Segundo a dona de casa, seu caso já não motivava esperanças médicas. Os profissionais passaram a desacreditar na melhora do seu quadro de saúde. Veroni ficou 40 dias internada no Hospital Virvi Ramos neste ano sendo que, em 18 deles, ela estava entubada dentro de uma UTI. Na Unidade de Terapia Intensiva (UTI), Veroni passou duas vezes por paradas respiratória e cardíaca. Foi reanimada com o uso de adrenalina e choques elétricos. Apesar de o comprometimento dos pulmões ter chegado a 90%, nem tudo foi ruim. No dia do seu aniversário, em 3 de abril, ela acordou da sedação e surpreendeu-se com a presença das duas filhas e do marido no leito hospitalar.
— O médico liberou a visita porque achava que eu não me recuperaria mais.
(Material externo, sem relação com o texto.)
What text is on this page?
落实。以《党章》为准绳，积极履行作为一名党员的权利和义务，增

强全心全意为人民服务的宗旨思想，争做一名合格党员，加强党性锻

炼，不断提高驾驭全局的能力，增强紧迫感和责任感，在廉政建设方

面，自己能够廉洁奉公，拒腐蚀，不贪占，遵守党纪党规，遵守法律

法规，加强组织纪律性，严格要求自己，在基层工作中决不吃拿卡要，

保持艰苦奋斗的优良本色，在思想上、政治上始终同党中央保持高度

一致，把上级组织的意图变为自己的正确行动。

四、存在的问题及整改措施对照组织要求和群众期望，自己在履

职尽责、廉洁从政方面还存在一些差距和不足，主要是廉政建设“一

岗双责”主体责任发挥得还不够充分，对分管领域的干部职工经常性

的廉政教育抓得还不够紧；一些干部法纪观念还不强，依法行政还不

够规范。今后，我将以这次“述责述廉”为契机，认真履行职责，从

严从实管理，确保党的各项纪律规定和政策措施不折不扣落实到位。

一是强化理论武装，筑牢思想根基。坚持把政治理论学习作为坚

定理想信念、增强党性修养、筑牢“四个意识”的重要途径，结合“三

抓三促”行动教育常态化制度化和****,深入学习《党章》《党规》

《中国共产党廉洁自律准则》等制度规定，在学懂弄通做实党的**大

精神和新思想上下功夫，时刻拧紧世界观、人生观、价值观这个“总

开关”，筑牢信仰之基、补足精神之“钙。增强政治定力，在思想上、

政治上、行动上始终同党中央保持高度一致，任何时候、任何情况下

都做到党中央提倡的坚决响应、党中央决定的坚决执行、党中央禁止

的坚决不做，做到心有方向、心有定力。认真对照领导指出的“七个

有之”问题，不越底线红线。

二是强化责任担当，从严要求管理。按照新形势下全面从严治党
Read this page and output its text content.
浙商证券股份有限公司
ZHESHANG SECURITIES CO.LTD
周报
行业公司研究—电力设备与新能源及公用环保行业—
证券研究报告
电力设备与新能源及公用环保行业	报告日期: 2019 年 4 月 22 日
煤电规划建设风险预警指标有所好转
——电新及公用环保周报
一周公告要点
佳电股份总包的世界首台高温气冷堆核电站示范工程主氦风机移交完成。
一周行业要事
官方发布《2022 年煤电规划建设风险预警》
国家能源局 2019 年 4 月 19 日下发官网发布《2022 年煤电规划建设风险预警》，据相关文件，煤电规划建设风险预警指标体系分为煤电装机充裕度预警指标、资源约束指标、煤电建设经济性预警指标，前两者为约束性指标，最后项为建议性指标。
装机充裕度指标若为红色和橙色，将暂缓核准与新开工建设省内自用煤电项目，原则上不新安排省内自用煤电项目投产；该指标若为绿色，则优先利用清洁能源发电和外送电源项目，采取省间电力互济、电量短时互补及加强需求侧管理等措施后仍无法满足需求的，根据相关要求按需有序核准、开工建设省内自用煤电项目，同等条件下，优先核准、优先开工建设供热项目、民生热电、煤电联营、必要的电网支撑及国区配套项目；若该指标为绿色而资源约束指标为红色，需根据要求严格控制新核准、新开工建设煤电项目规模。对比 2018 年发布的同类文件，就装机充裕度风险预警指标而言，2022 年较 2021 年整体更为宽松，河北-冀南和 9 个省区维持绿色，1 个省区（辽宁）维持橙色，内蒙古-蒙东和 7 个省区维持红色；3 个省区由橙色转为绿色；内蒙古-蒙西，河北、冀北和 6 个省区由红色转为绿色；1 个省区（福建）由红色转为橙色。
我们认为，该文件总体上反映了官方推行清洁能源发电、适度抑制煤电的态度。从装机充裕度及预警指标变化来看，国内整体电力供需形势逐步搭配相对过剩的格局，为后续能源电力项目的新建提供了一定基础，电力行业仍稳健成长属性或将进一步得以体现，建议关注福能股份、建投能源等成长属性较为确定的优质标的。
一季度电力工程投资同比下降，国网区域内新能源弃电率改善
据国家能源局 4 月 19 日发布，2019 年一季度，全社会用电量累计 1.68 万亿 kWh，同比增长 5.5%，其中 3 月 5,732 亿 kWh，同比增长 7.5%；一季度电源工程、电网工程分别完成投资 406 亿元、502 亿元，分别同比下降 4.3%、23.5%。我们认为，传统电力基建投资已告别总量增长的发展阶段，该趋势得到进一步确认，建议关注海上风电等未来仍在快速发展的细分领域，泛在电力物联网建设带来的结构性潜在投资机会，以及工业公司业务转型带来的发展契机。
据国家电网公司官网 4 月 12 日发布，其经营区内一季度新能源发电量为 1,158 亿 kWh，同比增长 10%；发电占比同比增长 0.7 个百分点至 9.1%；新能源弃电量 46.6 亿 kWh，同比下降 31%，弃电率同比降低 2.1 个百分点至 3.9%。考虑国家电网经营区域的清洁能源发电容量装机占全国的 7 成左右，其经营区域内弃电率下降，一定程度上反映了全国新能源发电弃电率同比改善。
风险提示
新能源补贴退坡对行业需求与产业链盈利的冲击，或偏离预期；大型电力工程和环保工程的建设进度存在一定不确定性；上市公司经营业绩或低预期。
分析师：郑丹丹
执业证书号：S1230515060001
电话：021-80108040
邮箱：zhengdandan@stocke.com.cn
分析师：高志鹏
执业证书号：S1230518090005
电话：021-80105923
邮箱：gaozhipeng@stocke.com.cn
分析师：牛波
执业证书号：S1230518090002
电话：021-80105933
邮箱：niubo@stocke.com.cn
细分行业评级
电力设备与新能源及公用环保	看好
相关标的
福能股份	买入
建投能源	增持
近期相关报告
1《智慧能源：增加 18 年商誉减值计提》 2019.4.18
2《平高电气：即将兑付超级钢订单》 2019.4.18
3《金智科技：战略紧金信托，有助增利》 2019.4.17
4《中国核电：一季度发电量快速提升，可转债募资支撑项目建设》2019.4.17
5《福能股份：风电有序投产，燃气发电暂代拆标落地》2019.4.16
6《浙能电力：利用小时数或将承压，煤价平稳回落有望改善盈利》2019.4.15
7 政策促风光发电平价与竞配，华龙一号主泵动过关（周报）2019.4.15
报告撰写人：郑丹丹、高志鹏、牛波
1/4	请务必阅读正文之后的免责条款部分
No prontuário constava que eu possivelmente evoluiria para óbito. Uma das médicas disse para a minha filha que eu não amanheceria — lembra.
Depois desse episódio, Veroni passou a apresentar melhoras, até que teve alta hospitalar. Mesmo assim, ela ainda precisava enfrentar a falta de autonomia motora, resultado das sequelas da doença. Ela precisava de ajuda para se alimentar e teve que usar fraldas. Em 23 de abril, começou a participar do trabalho ofertado pelo Centro Integrado de Saúde da FSG.
— As gurias (fisioterapeutas) tinham planejado acompanhamento de seis meses para mim, mas em três eu me liberei. Além da ajuda no local, elas auxiliavam nos tipos de exercício que eu precisava fazer em casa. Um professor de Educação Física me ajudou e aí eu completava com mais exercícios em outras três vezes na semana. Hoje estou ótima. Na última tomografia que fiz (do pulmão) não achavam que eu tivesse passado por covid — conta, entusiasmada.
Apesar da história vitoriosa de Veroni, ela faz um importante alerta:
— Fisicamente estou ótima, mas esqueci do mental. Atualmente preciso de ajuda com esta parte porque adquiri síndrome do pânico. Eu sempre digo: as pessoas precisam ter algo superior, algo espiritual porque sem isso a gente não consegue viver direito. Eu tive uma rede de pessoas que rezaram constantemente por mim e isso foi essencial — conclui.